I was able to confirm that the JSONObject built from the InputStream already contains those mistakes. It seems like the original inputstream from Google is not being read correctly. Weird is that I have "UTF-8" encoding (which should contain german characters) added to my InputStreamReader, but to no avail apparently.

Here is the http-request procedure I am using:

public class HttpRequest {

public static String request(String urlString) throws IOException {
    URL url = new URL(urlString);
    URLConnection connection = url.openConnection();
    connection.setConnectTimeout(5000);
    connection.setReadTimeout(10000);
    BufferedReader in = new BufferedReader(new InputStreamReader(connection.getInputStream(), "UTF-8"));
    StringBuilder builder = new StringBuilder();
    String inputLine;
    while((inputLine = in.readLine()) != null)
        builder.append(inputLine);
    in.close();
    return builder.toString();
}
}

What else could be going wrong?

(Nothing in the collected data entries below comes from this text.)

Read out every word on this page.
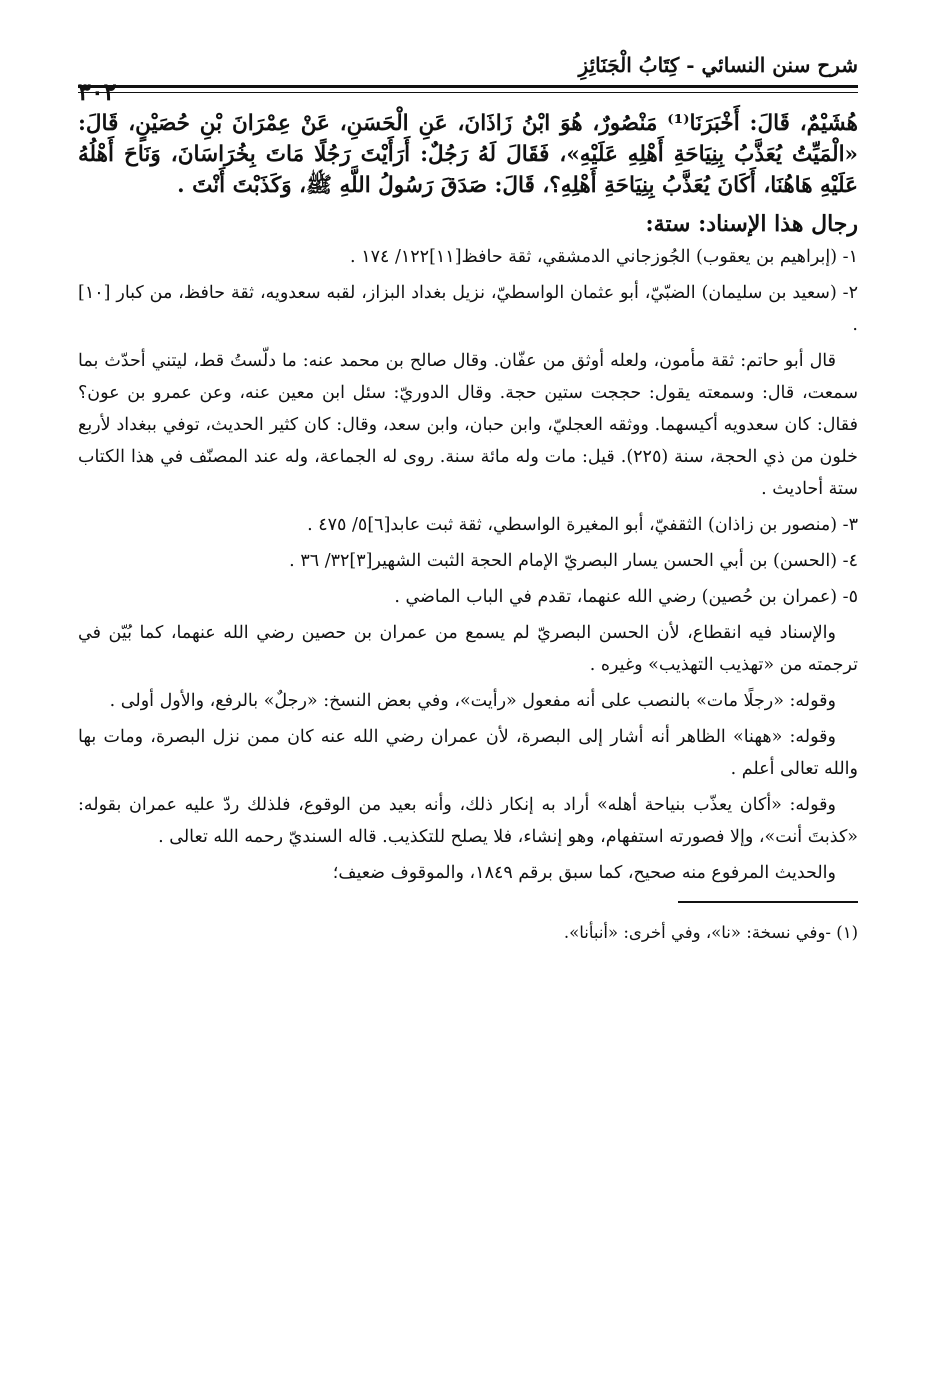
شرح سنن النسائي - كِتَابُ الْجَنَائِزِ
هُشَيْمٌ، قَالَ: أَخْبَرَنَا⁽¹⁾ مَنْصُورٌ، هُوَ ابْنُ زَاذَانَ، عَنِ الْحَسَنِ، عَنْ عِمْرَانَ بْنِ حُصَيْنٍ، قَالَ: «الْمَيِّتُ يُعَذَّبُ بِنِيَاحَةِ أَهْلِهِ عَلَيْهِ»، فَقَالَ لَهُ رَجُلٌ: أَرَأَيْتَ رَجُلًا مَاتَ بِخُرَاسَانَ، وَنَاحَ أَهْلُهُ عَلَيْهِ هَاهُنَا، أَكَانَ يُعَذَّبُ بِنِيَاحَةِ أَهْلِهِ؟، قَالَ: صَدَقَ رَسُولُ اللَّهِ ﷺ، وَكَذَبْتَ أَنْتَ .
رجال هذا الإسناد: ستة:

١- (إبراهيم بن يعقوب) الجُوزجاني الدمشقي، ثقة حافظ[١١]١٢٢/ ١٧٤ .

٢- (سعيد بن سليمان) الضبّيّ، أبو عثمان الواسطيّ، نزيل بغداد البزاز، لقبه سعدويه، ثقة حافظ، من كبار [١٠] .

قال أبو حاتم: ثقة مأمون، ولعله أوثق من عفّان. وقال صالح بن محمد عنه: ما دلّستُ قط، ليتني أحدّث بما سمعت، قال: وسمعته يقول: حججت ستين حجة. وقال الدوريّ: سئل ابن معين عنه، وعن عمرو بن عون؟ فقال: كان سعدويه أكيسهما. ووثقه العجليّ، وابن حبان، وابن سعد، وقال: كان كثير الحديث، توفي ببغداد لأربع خلون من ذي الحجة، سنة (٢٢٥). قيل: مات وله مائة سنة. روى له الجماعة، وله عند المصنّف في هذا الكتاب ستة أحاديث .

٣- (منصور بن زاذان) الثقفيّ، أبو المغيرة الواسطي، ثقة ثبت عابد[٦]٥/ ٤٧٥ .

٤- (الحسن) بن أبي الحسن يسار البصريّ الإمام الحجة الثبت الشهير[٣]٣٢/ ٣٦ .

٥- (عمران بن حُصين) رضي الله عنهما، تقدم في الباب الماضي .

والإسناد فيه انقطاع، لأن الحسن البصريّ لم يسمع من عمران بن حصين رضي الله عنهما، كما بُيّن في ترجمته من «تهذيب التهذيب» وغيره .

وقوله: «رجلًا مات» بالنصب على أنه مفعول «رأيت»، وفي بعض النسخ: «رجلٌ» بالرفع، والأول أولى .

وقوله: «ههنا» الظاهر أنه أشار إلى البصرة، لأن عمران رضي الله عنه كان ممن نزل البصرة، ومات بها والله تعالى أعلم .

وقوله: «أكان يعذّب بنياحة أهله» أراد به إنكار ذلك، وأنه بعيد من الوقوع، فلذلك ردّ عليه عمران بقوله: «كذبتَ أنت»، وإلا فصورته استفهام، وهو إنشاء، فلا يصلح للتكذيب. قاله السنديّ رحمه الله تعالى .

والحديث المرفوع منه صحيح، كما سبق برقم ١٨٤٩، والموقوف ضعيف؛

(١) -وفي نسخة: «نا»، وفي أخرى: «أنبأنا».
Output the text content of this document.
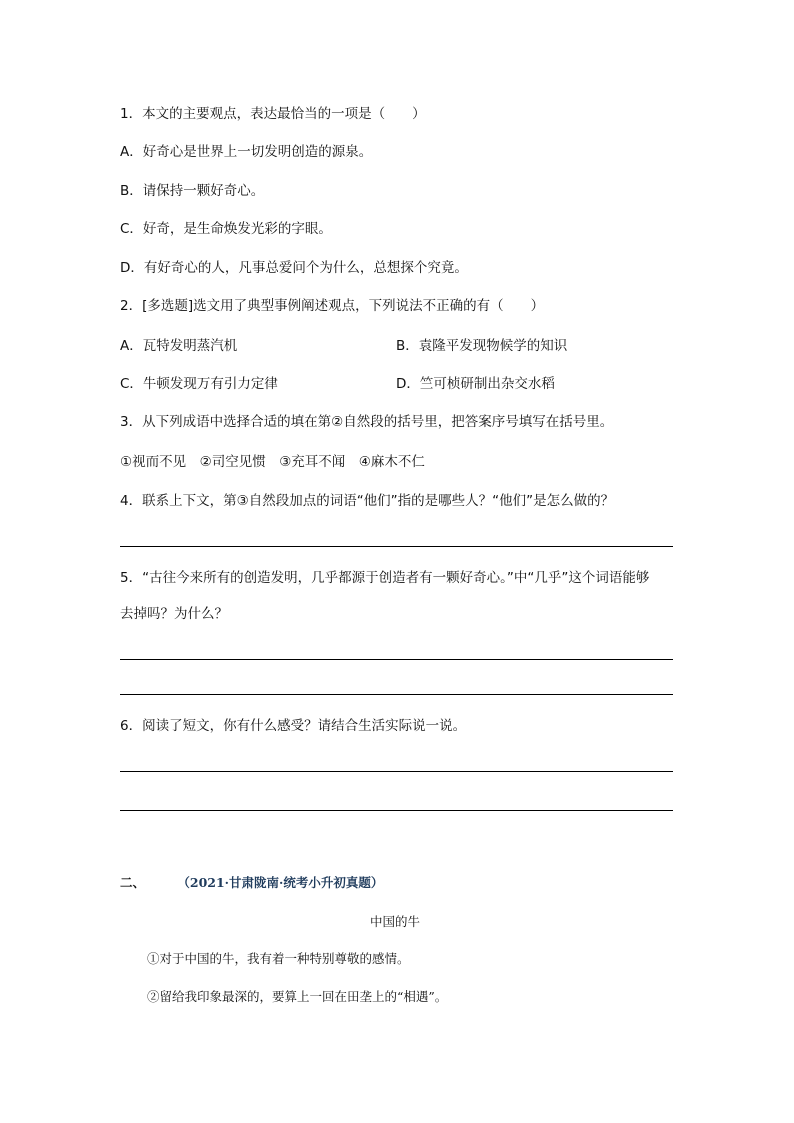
1．本文的主要观点，表达最恰当的一项是（　　）
A．好奇心是世界上一切发明创造的源泉。
B．请保持一颗好奇心。
C．好奇，是生命焕发光彩的字眼。
D．有好奇心的人，凡事总爱问个为什么，总想探个究竟。
2．[多选题]选文用了典型事例阐述观点，下列说法不正确的有（　　）
A．瓦特发明蒸汽机	B．袁隆平发现物候学的知识
C．牛顿发现万有引力定律	D．竺可桢研制出杂交水稻
3．从下列成语中选择合适的填在第②自然段的括号里，把答案序号填写在括号里。
①视而不见　②司空见惯　③充耳不闻　④麻木不仁
4．联系上下文，第③自然段加点的词语“他们”指的是哪些人？“他们”是怎么做的？
5．“古往今来所有的创造发明，几乎都源于创造者有一颗好奇心。”中“几乎”这个词语能够
去掉吗？为什么？
6．阅读了短文，你有什么感受？请结合生活实际说一说。
二、	（2021·甘肃陇南·统考小升初真题）
中国的牛
①对于中国的牛，我有着一种特别尊敬的感情。
②留给我印象最深的，要算上一回在田垄上的“相遇”。
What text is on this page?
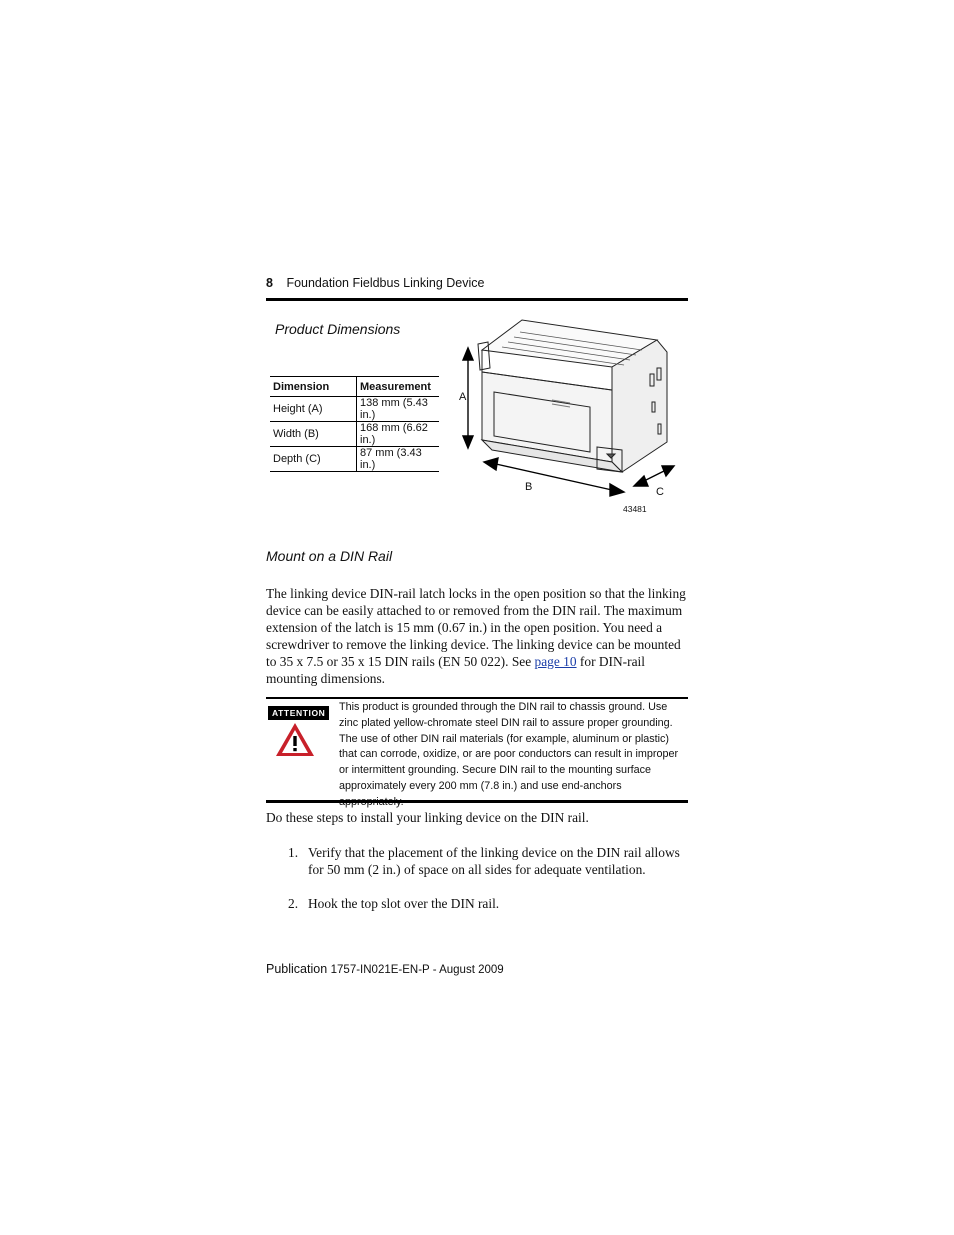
8 Foundation Fieldbus Linking Device
Product Dimensions
Dimension	Measurement
Height (A)	138 mm (5.43 in.)
Width (B)	168 mm (6.62 in.)
Depth (C)	87 mm (3.43 in.)
A
B	C
43481
Mount on a DIN Rail
The linking device DIN-rail latch locks in the open position so that the linking device can be easily attached to or removed from the DIN rail. The maximum extension of the latch is 15 mm (0.67 in.) in the open position. You need a screwdriver to remove the linking device. The linking device can be mounted to 35 x 7.5 or 35 x 15 DIN rails (EN 50 022). See page 10 for DIN-rail mounting dimensions.
ATTENTION	This product is grounded through the DIN rail to chassis ground. Use zinc plated yellow-chromate steel DIN rail to assure proper grounding. The use of other DIN rail materials (for example, aluminum or plastic) that can corrode, oxidize, or are poor conductors can result in improper or intermittent grounding. Secure DIN rail to the mounting surface approximately every 200 mm (7.8 in.) and use end-anchors
Do these steps to install your linking device on the DIN rail.
1. Verify that the placement of the linking device on the DIN rail allows for 50 mm (2 in.) of space on all sides for adequate ventilation.
2. Hook the top slot over the DIN rail.
Publication 1757-IN021E-EN-P - August 2009
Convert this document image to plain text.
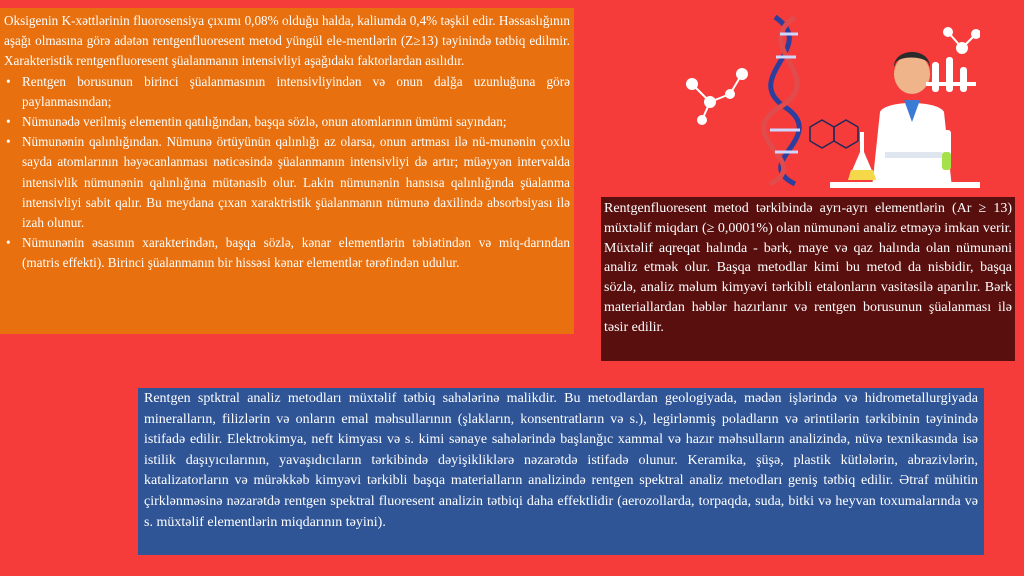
Oksigenin K-xəttlərinin fluorosensiya çıxımı 0,08% olduğu halda, kaliumda 0,4% təşkil edir. Həssaslığının aşağı olmasına görə adətən rentgenfluoresent metod yüngül ele-mentlərin (Z≥13) təyinində tətbiq edilmir. Xarakteristik rentgenfluoresent şüalanmanın intensivliyi aşağıdakı faktorlardan asılıdır.

• Rentgen borusunun birinci şüalanmasının intensivliyindən və onun dalğa uzunluğuna görə paylanmasından;
• Nümunədə verilmiş elementin qatılığından, başqa sözlə, onun atomlarının ümümi sayından;
• Nümunənin qalınlığından. Nümunə örtüyünün qalınlığı az olarsa, onun artması ilə nü-munənin çoxlu sayda atomlarının həyəcanlanması nəticəsində şüalanmanın intensivliyi də artır; müəyyən intervalda intensivlik nümunənin qalınlığına mütənasib olur. Lakin nümunənin hansısa qalınlığında şüalanma intensivliyi sabit qalır. Bu meydana çıxan xaraktristik şüalanmanın nümunə daxilində absorbsiyası ilə izah olunur.
• Nümunənin əsasının xarakterindən, başqa sözlə, kənar elementlərin təbiətindən və miq-darından (matris effekti). Birinci şüalanmanın bir hissəsi kənar elementlər tərəfindən udulur.
Rentgenfluoresent metod tərkibində ayrı-ayrı elementlərin (Ar ≥ 13) müxtəlif miqdarı (≥ 0,0001%) olan nümunəni analiz etməyə imkan verir. Müxtəlif aqreqat halında - bərk, maye və qaz halında olan nümunəni analiz etmək olur. Başqa metodlar kimi bu metod da nisbidir, başqa sözlə, analiz məlum kimyəvi tərkibli etalonların vasitəsilə aparılır. Bərk materiallardan həblər hazırlanır və rentgen borusunun şüalanması ilə təsir edilir.
Rentgen sptktral analiz metodları müxtəlif tətbiq sahələrinə malikdir. Bu metodlardan geologiyada, mədən işlərində və hidrometallurgiyada mineralların, filizlərin və onların emal məhsullarının (şlakların, konsentratların və s.), legirlənmiş poladların və ərintilərin tərkibinin təyinində istifadə edilir. Elektrokimya, neft kimyası və s. kimi sənaye sahələrində başlanğıc xammal və hazır məhsulların analizində, nüvə texnikasında isə istilik daşıyıcılarının, yavaşıdıcıların tərkibində dəyişikliklərə nəzarətdə istifadə olunur. Keramika, şüşə, plastik kütlələrin, abrazivlərin, katalizatorların və mürəkkəb kimyəvi tərkibli başqa materialların analizində rentgen spektral analiz metodları geniş tətbiq edilir. Ətraf mühitin çirklənməsinə nəzarətdə rentgen spektral fluoresent analizin tətbiqi daha effektlidir (aerozollarda, torpaqda, suda, bitki və heyvan toxumalarında və s. müxtəlif elementlərin miqdarının təyini).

I checked the StringBuilder already, but the mistakes are already in the inputLine(s) that get read out of the BufferedReader. Also, I was unable to find any language or encoding specific settings in the official google books api guide, so I guess they should come with universal encoding, but then the "UTF-8" flag should detect them, or not?


Solution

  • Easiest is to check the raw data in another way, such as a browser. Looking at a Google Books api url response in the browser is quite simple, just use the url and the response comes back as json. Optionally install a json viewer plugin, but not needed for this.

    For example use this url:

    https://www.googleapis.com/books/v1/volumes?q=Latein+key=NO
    

    Checking the http header (in the browser developer tools for example) you can see that the header list the content as having the expected encoding:

    content-type: application/json; charset=UTF-8
    

    Look at the specific content for some German results and the text there and we can see that it is correct German special characters for some books, but not for all. Depending on the book in question.

    Conclusion: UTF-8 is indeed correct and the source/raw data has missing/wrong data for some texts for the German characters.